The Beginner's Guide to Dimensionality Reduction

Explore the methods that data scientists use to visualize high-dimensional data.

July 16, 2018

Art or science?

Your browser has just loaded information about roughly 800 artworks from the collection at the Metropolitan Museum of Art. The museum has publicly released a large dataset about their collection^[5], just a small fraction are displayed here. They are positioned randomly.

Hover over an artwork to see its details.

Each artwork includes basic metadata, such as its title, artist, date made, medium, and dimensions. Data scientists like to call metadata for each data point (artwork) features. Below are some of the features of 10 artworks in the dataset.

1680

Spindle-back armchair

1875

Armchair

Pottier and Stymus Manufacturing Company

1776

Basket

Myer Myers

1650

Basin

Master Potter A

1710

Two-handled Bowl

Cornelius Kierstede

1876

The Bryant Vase

James Horton Whitehouse|Tiffany & Co.|Eugene J. Soligny|Augustus Saint-Gaudens

1765

Bureau table

John Townsend

1880

Cabinet

Daniel Pabst

1866

Cabinet

Alexander Roux

1835

Celery vase

Boston & Sandwich Glass Company

Projecting onto a line

These features can be thought of as vectors existing in a high-dimensional space. Visualizing the vectors would reveal a lot about the distribution of the data, however humans can’t see so many dimensions all at once.

Instead the data can be projected onto a lower dimension, one that can be visualized directly. This kind of projection is called an embedding.

Computing a 1-dimensional embedding requires taking each artwork and computing a single number to describe it. A benefit of reducing to 1D is that the numbers, and the artworks, can be sorted on a line.

On the right you see the artwork positioned according to their average pixel brightness. Notice that the images are sorted, with the darkest images appearing at the top and the brightest images on the bottom!

For the mathematically inclined

Dimensionality reduction can be formulated mathematically in the context of a given dataset. Consider a dataset represented as a matrix $X$ , where $X$ is of size $m \times n$ , where $m$ represents the number of rows of $X$ , and $n$ representes the number of columns.

Typically, the rows of the matrix are data points and the columns are features. Dimensionality reduction will reduce the number of features of each data point, turning $X$ into a new matrix, $X'$ , of size $m \times d$ , where $d < n$ . For visualizations we typically set $d$ to be 1, 2 or 3.

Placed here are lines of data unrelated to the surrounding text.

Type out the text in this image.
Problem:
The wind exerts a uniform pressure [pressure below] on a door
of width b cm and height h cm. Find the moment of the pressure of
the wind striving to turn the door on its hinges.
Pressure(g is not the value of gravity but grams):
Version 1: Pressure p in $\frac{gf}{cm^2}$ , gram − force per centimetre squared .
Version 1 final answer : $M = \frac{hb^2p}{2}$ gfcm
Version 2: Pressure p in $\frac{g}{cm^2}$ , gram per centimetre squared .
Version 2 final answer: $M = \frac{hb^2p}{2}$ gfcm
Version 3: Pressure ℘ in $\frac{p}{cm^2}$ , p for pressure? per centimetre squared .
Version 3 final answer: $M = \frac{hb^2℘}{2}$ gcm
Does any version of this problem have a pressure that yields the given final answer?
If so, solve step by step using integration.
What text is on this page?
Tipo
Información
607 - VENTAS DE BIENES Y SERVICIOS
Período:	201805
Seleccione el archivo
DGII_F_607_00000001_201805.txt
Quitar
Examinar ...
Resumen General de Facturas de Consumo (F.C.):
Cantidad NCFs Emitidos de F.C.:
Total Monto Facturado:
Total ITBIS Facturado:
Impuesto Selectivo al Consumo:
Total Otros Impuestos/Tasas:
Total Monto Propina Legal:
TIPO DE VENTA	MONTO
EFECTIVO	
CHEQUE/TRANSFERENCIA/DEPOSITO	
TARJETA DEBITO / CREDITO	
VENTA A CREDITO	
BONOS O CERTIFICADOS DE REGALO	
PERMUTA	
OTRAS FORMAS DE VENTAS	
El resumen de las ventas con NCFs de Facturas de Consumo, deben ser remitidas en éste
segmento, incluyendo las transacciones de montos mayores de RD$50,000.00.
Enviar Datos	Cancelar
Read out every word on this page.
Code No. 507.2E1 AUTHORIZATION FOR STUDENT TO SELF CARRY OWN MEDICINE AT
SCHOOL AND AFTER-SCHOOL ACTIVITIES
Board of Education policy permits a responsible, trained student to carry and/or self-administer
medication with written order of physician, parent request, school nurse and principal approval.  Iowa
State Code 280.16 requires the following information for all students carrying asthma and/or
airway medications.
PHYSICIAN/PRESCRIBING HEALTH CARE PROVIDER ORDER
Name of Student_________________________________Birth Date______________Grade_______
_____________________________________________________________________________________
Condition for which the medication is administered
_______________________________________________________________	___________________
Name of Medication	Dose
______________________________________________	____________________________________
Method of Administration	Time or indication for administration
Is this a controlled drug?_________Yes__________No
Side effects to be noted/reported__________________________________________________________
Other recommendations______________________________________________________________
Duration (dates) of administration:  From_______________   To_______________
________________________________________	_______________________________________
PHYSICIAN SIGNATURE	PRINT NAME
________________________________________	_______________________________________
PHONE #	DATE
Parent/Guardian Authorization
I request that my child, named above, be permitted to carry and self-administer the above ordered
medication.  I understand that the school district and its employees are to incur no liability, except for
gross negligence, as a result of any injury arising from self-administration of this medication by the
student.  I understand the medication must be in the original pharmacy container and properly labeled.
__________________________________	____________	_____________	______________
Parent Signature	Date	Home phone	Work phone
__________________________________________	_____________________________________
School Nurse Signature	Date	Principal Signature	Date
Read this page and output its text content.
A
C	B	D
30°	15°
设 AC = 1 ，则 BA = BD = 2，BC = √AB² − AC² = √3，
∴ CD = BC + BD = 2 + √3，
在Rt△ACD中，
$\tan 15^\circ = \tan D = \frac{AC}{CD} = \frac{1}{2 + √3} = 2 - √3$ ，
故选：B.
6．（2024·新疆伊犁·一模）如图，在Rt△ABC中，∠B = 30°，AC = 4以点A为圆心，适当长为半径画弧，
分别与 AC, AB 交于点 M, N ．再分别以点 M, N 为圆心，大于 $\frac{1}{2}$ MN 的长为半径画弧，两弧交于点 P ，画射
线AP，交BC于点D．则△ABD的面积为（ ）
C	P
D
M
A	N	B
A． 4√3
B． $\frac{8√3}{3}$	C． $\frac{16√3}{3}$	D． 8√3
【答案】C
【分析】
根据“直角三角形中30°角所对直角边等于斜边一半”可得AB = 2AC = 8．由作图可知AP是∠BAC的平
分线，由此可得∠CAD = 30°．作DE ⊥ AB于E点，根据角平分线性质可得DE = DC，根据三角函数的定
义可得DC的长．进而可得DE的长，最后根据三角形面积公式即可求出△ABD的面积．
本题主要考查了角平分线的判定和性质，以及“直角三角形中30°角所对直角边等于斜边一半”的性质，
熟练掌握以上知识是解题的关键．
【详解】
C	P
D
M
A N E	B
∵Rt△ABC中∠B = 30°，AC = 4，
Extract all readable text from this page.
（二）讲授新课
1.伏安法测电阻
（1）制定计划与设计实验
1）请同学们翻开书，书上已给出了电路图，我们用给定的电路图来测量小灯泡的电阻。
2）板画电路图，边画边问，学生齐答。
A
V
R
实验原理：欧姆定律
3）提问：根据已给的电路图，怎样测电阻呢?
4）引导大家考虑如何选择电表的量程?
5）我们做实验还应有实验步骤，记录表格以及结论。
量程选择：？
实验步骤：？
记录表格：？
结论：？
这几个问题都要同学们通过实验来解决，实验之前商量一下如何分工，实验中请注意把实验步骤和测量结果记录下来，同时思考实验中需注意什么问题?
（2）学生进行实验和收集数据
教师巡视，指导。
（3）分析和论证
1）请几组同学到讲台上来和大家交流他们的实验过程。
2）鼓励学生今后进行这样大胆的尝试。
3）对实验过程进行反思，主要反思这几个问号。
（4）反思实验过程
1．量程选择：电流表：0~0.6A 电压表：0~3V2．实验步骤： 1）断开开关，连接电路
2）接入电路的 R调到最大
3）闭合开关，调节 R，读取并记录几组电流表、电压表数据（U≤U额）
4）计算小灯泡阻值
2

Say $m=n$ , that is $X$ is a square matrix. Performing dimensionality reduction on $X$ and setting $d=2$ will change it from a square matrix to a tall, rectangular matrix.

X = \begin{bmatrix} x & x & x \\ x & x & x \\ x & x & x \end{bmatrix} \implies \begin{bmatrix} x' & x' \\ x' & x' \\ x' & x' \end{bmatrix} = X'

Each data point only has two features now, i.e., each data point has been reduced from a 3 dimensional vector to a 2 dimensional vector.

Embedding data in two dimensions

The same brightness feature can be used to position the artworks in 2D space instead of 1D. The pieces have more room to spread out.

On the right you see a simple 2-dimensional embedding based on image brightness, but this isn’t the only way to position the artworks. In fact, there are many, and some projections are more useful than others.

Use the slider to vary the influence that the brightness and artwork age have in determining the embedding positions. As you move the slider from brightness to artwork age, the embedding changes from highlighting bright and dark images, and starts to cluster recent modern-day images in the bottom left corner whereas older artworks are moved farther away (hover over images to see their date).

Artwork Age Brightness

Real-world algorithms

The previous section showed an example of a user-driven embedding, where the exact influence of each feature is known. However, you may have noticed that it’s hard to find meaningful combinations of feature weights.

State-of-the-art algorithms can find an optimal combination of features so that distances in the high dimensional space are preserved in the embedding. Use the tool below to project the artworks using three commonly used algorithms.

In this example the reduction is performed on the pixels of each image: each image is flattened into a single vector, where each pixel represents one feature. The vectors records are then reduced to two dimensions.

Principal component analysis

Pros:

Relatively computationally cheap.
Can save embedding model to then project new data points into the reduced space.

Cons:

Linear reduction limits information that can be captured; not as discriminably clustered as other algorithms.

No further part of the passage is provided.